Who’s afraid of university autonomy? Scholars have nothing to lose but their chains

By B Venkatesh Kumar, Alan Ruby and Matthew Hartley 

The government’s decision to cede autonomy to 62 higher education institutions that have all met the highest national standards for educational quality in learning outcomes has generated a range of responses. Some reactions are based on fact, some are fuelled by ideology and some a mix of both leavened by a fear of change. Much of the debate has focussed on the financial dimensions of the proposed change which are interpreted as stepping stones towards privatisation of higher education.

Some have criticised the provisions to allow autonomous institutions to become more international by adding up to 20% of new faculty posts that are open to leading scholars and researchers from around the world, that would enrich these academic communities and increase opportunities for Indian scholars to collaborate on research projects of significance to the nation and the region. There has also been opposition to allowing autonomous institutions to add up to 20% of student places for talented young people who want to learn about India, in India from Indian scholars. These new places would add to the number of international students in India which is currently one-sixth of the number of international students in German universities.

It seems the critics wish to embrace and reinforce the insularity of Indian higher education. There has been less debate about the devolution of personnel decisions, the recruitment, appointment and promotion of faculty. Given the poor record of centralised hiring, the delays, political interventions and the history of rank exercise of patronage this reticence is understandable.

What is less understandable is the relative silence about the freedoms extended to faculty of these institutions. There has been no celebration of the breaking of the thrall’s ring that has limited the professional and intellectual freedom of some of the nation’s leading scholars and confined them to following the curriculum dictates of distant official committees and subject knowledge satraps.

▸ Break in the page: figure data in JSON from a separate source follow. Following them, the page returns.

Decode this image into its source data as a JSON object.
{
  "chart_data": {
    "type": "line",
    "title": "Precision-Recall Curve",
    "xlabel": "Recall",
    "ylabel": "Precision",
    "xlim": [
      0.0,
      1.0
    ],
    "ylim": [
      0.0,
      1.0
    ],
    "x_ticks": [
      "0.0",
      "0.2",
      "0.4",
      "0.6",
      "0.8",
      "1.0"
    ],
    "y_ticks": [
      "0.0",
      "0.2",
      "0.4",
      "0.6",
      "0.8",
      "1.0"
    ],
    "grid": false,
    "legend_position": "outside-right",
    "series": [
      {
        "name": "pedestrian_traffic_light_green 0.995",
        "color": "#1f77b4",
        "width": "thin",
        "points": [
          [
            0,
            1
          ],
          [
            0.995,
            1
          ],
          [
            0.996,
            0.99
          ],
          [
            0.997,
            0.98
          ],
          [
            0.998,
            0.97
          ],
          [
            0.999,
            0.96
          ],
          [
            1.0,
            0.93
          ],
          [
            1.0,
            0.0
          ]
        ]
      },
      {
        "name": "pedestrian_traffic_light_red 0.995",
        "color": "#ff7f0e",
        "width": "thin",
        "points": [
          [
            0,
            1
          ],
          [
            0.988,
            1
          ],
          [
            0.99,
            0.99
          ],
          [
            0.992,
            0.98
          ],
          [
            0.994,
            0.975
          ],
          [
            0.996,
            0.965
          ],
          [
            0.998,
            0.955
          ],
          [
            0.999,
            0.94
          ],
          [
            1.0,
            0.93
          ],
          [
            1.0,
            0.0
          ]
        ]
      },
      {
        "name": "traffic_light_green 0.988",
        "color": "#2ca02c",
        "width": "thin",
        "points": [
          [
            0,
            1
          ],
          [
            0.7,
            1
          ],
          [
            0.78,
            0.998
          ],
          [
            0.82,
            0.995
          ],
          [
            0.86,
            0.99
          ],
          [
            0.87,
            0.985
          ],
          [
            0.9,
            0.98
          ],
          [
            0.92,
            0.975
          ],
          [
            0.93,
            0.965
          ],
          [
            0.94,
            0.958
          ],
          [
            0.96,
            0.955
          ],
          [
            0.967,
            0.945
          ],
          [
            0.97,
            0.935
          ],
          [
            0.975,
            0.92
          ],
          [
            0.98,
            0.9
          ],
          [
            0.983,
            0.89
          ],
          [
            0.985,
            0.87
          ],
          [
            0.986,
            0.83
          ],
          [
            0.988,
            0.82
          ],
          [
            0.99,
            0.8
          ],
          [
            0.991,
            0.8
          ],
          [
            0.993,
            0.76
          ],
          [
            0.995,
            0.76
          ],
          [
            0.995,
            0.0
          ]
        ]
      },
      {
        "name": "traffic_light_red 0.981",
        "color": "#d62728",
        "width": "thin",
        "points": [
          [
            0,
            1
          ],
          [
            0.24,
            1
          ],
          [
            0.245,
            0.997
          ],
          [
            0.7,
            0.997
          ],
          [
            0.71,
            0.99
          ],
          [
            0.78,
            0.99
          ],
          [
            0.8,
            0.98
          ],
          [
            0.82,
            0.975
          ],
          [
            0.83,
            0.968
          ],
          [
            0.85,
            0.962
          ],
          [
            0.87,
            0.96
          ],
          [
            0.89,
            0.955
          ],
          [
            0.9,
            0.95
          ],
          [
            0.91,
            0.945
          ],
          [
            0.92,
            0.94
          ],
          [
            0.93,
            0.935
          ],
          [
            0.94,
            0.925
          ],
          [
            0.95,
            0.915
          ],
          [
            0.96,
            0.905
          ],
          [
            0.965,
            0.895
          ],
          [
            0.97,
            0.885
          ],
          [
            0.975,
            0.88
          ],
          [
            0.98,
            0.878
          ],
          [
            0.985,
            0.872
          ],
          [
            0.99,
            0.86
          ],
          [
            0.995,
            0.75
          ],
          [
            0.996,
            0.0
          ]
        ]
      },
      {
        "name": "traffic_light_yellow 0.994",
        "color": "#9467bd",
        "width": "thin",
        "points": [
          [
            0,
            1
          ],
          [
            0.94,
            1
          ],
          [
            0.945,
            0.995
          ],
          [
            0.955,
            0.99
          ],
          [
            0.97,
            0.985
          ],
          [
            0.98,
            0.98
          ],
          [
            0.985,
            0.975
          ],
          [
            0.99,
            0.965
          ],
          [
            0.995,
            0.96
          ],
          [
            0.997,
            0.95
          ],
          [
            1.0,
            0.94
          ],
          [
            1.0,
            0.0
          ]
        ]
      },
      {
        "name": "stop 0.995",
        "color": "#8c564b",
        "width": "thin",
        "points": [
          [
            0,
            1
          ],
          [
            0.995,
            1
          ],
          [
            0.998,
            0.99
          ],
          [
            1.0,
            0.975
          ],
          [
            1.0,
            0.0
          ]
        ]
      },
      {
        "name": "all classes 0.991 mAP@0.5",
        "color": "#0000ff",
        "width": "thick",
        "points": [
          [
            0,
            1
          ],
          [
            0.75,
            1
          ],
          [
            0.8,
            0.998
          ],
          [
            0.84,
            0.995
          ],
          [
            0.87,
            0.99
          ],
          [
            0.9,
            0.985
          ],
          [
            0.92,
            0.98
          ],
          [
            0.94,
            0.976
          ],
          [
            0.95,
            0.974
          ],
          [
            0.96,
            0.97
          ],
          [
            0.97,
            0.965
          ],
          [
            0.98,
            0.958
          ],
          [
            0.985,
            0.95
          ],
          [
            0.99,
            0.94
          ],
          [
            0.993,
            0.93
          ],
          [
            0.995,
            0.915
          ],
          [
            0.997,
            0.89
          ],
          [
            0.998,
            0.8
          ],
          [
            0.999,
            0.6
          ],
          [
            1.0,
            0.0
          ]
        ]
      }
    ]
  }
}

Vesting decisions about course design and content with scholars recognises their expertise, trusts their capacity to judge what is important enough in their field and respects their depth of discipline knowledge. Academic autonomy also acknowledges that scholars have a deep understanding of the needs and aspirations of their students, especially students from the surrounding city or state with its distinct culture and economic geography. Scholars are now able to tailor and customise their programmes and curricula to local needs and individual preferences.

Similarly academic autonomy allows India’s scholars to use their specialised expertise and appreciation of their intellectual field to create new degree programmes that respond to changes in technology and lead developments in their disciplines. It also allows them to discern and shape interdisciplinary studies in fields like bio-informatics and nanotechnology that did not exist 20 or 30 years ago.

This shift of authority and control from the halls of UGC in Delhi to the best universities and colleges across the nation, symbolises a shift in focus and priorities. UGC as an institution is an echo of the UK’s University Grants committee which operated for 70 years – 1919-88 – as a funding body and regulatory agency with an instrumental view of higher education.